On y rencontre des chrétiens et même des conservateurs, selon Teichrib, mais aussi des leaders juifs, musulmans, sikhs, baha’is (« beaucoup de baha’is »), certains sans vraiment savoir ce qui se trame. Il affirme :
« C’est une sorte de politique spirituelle autour du récit du Programme 2030, des objectifs de développement durable, du changement climatique. Ce sont les sujets de conversation qui reviennent sans cesse. Je me souviens qu’en 2023, j’ai assisté à un atelier avec Karina Gore sur les groupes confessionnels qui se désengagent de l’industrie pétrolière et sur la politique des organisations confessionnelles.
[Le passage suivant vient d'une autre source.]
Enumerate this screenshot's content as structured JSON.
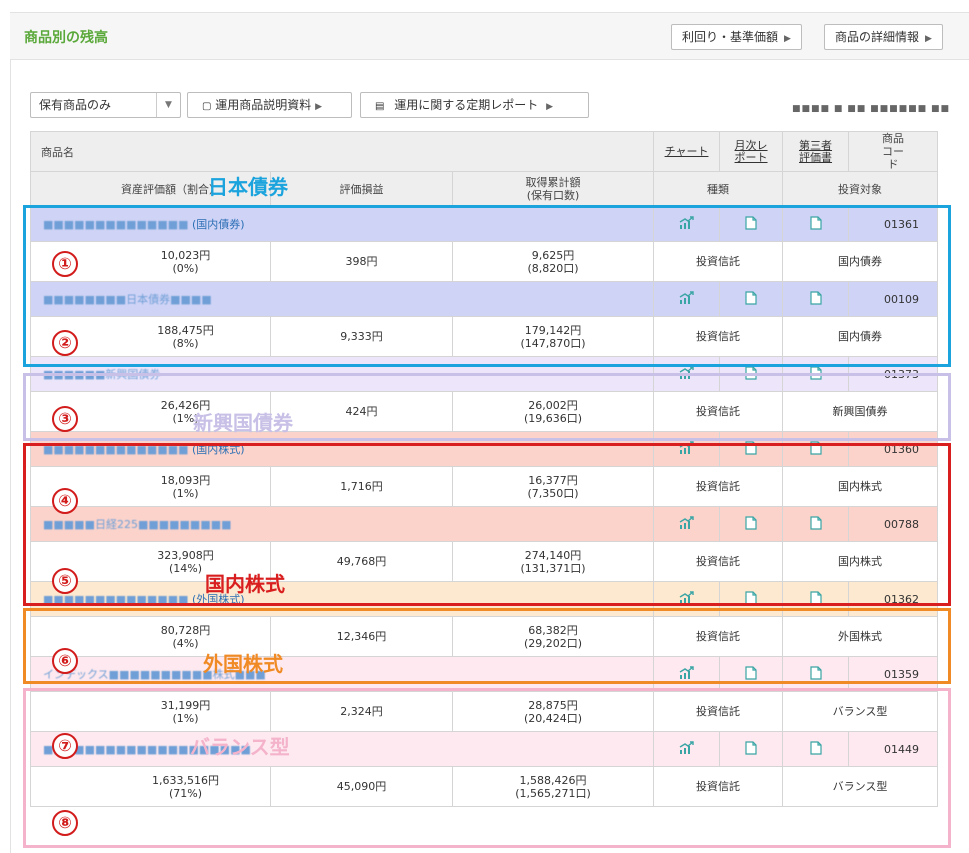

Les organisations chrétiennes cherchaient à orienter les Nations unies vers ce qu’elles décrivaient comme un traité de non-prolifération du développement pétrolier. Voilà le type de conversations qui ont lieu. Ce qui est intéressant du point de vue du Burning Man, c’est que cet événement est lui-même interconfessionnel. Les bouddhistes y sont présents, les hindous y sont présents, on y croise des musulmans, et même un assez grand nombre de musulmans. Ces deux dernières années, Burning Man a été le théâtre d’une guerre de propagande entre le Hamas palestinien et le côté israélien. Mais là encore, cette composante religieuse qui s’intègre et s’imbrique dans les récits mondiaux est un signe très révélateur de l’époque dans laquelle nous vivons. »
Que faire ? Teichrit encourage à ne pas désespérer, à ne pas s’enfouir la tête dans le sable en espérant que cela passe :
« Car alors vous ne savez pas où sont vos amis. Vous ne savez pas non plus où sont vos adversaires, et vous n’avez aucune possibilité d’interagir avec les gens qui vous entourent. Et c’est ce qu’il nous appartient de faire. En fait, notre réponse est là. Et nous devons avoir une réponse, pas une réaction. Réagir, c’est une sorte d’explosion émotionnelle. Nous sommes très doués pour cela sur les réseaux sociaux – mais nous devons en réalité répondre, ce qui nécessite une réflexion logique, une position biblique, la compréhension de l’autre vision du monde, puis l’apport d’arguments solides dans la conversation. Je vois cela comme une opportunité. Et je le pense vraiment.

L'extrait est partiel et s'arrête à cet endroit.